MOSCOW, February 9 (RIA Novosti, Irina Chumakova) - Russian and Estonian diplomats are meeting Thursday to discuss the rights of ethnic minorities in the Baltic country and a common border treaty, a Russian foreign ministry official said.
Deputy Foreign Minister Vladimir Titov said the situation of ethnic Russians in Estonia, which has been one of the most controversial matters between the two countries since the collapse of the Soviet Union, was one of the most important aspects of bilateral relations.
"Unfortunately, commitments on securing human rights within the European Union under the Joint Statement on EU Enlargement and EU-Russia Relations, signed [in Brussels] April 27, 2004, remain unfulfilled," he said.
Russia had expected the EU's help in settling the ethnic-minorities problem according to European standards, especially considering that the Baltic states are EU members.
Many people from the large ethnic Russian population in Latvia and Estonia have been assigned "non-citizen" status, which denies them a national passport and other citizenship rights. However, the concept of "non-citizen" status does not exist under EU law, or under the Schengen Treaty, an agreement among European countries on common immigration policies and a border system.

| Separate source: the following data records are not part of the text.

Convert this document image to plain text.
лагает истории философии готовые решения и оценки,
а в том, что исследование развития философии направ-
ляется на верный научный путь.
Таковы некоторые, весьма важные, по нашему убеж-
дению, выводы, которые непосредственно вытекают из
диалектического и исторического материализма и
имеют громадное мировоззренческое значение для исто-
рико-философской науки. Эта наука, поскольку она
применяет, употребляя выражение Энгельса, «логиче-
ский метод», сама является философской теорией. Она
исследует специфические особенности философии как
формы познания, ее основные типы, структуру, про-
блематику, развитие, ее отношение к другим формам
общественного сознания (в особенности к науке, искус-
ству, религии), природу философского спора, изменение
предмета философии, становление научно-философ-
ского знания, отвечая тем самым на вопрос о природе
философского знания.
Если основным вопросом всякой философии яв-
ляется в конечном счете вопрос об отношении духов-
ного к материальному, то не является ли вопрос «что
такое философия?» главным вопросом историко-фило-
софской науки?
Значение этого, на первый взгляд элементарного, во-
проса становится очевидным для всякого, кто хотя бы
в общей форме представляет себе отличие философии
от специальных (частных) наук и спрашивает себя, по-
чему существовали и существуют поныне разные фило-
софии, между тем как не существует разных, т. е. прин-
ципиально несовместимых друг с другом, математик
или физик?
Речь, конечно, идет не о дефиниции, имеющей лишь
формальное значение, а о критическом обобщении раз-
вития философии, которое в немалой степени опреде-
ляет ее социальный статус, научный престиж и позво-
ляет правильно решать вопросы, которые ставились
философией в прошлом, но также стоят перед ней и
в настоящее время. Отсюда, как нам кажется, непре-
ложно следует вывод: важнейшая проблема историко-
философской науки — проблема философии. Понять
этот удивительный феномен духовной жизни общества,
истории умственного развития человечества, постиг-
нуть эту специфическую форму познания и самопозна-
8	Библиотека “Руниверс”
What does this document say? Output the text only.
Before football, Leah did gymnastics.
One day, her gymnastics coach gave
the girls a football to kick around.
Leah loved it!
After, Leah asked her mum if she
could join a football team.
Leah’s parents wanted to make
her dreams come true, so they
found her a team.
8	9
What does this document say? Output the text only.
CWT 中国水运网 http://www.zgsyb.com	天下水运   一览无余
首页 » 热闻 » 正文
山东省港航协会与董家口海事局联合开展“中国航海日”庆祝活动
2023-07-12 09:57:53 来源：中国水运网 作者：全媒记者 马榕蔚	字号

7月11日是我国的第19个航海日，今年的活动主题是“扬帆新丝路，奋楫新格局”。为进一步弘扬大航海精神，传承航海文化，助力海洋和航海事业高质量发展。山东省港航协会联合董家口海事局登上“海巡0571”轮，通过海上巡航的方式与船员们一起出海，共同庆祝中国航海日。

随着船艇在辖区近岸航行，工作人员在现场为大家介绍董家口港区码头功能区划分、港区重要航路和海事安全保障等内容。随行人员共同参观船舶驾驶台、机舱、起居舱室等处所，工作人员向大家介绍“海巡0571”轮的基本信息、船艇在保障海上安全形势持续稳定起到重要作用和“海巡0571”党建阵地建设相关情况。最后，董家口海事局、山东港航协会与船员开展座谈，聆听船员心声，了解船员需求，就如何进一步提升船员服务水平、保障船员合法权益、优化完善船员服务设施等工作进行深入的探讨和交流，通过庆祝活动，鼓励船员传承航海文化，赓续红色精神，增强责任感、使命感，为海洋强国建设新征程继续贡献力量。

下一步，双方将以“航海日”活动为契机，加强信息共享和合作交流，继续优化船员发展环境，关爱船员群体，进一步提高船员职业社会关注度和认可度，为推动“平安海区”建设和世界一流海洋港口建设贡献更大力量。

"Actually the main thing is that Riga and Tallinn should accept the recommendations of the European Council, the OSCE, and the UN to eliminate non-citizen status and grant ethnic minorities basic political and socio-economic rights," Titov said.
The diplomat said Moscow was hopeful about opening new talks with Estonia on land and sea border treaties but expected Tallinn to give up its political demands.
The Russian and Estonian foreign ministers signed the treaties on common borders on May 18, 2005, and the Estonian parliament ratified the documents on June 20, but with additional demands linked to the 1920 peace treaty between Soviet Russia and Estonia. On September 6, Russia notified Estonia that it was revoking its signature from the treaties because the 1920 document was no longer valid.
"Russia was forced to withdraw its signature from [initial] documents," Titov said, adding that the ratification law contained unacceptable statements and irrelevant references considered controversial even by Estonian political figures.
Relations between Russia and Estonia have been tense since the Soviet Union collapsed, with Estonia accusing Russia of 50-year occupation and Russia criticizing the Baltic republic for discrimination against ethnic Russian residents.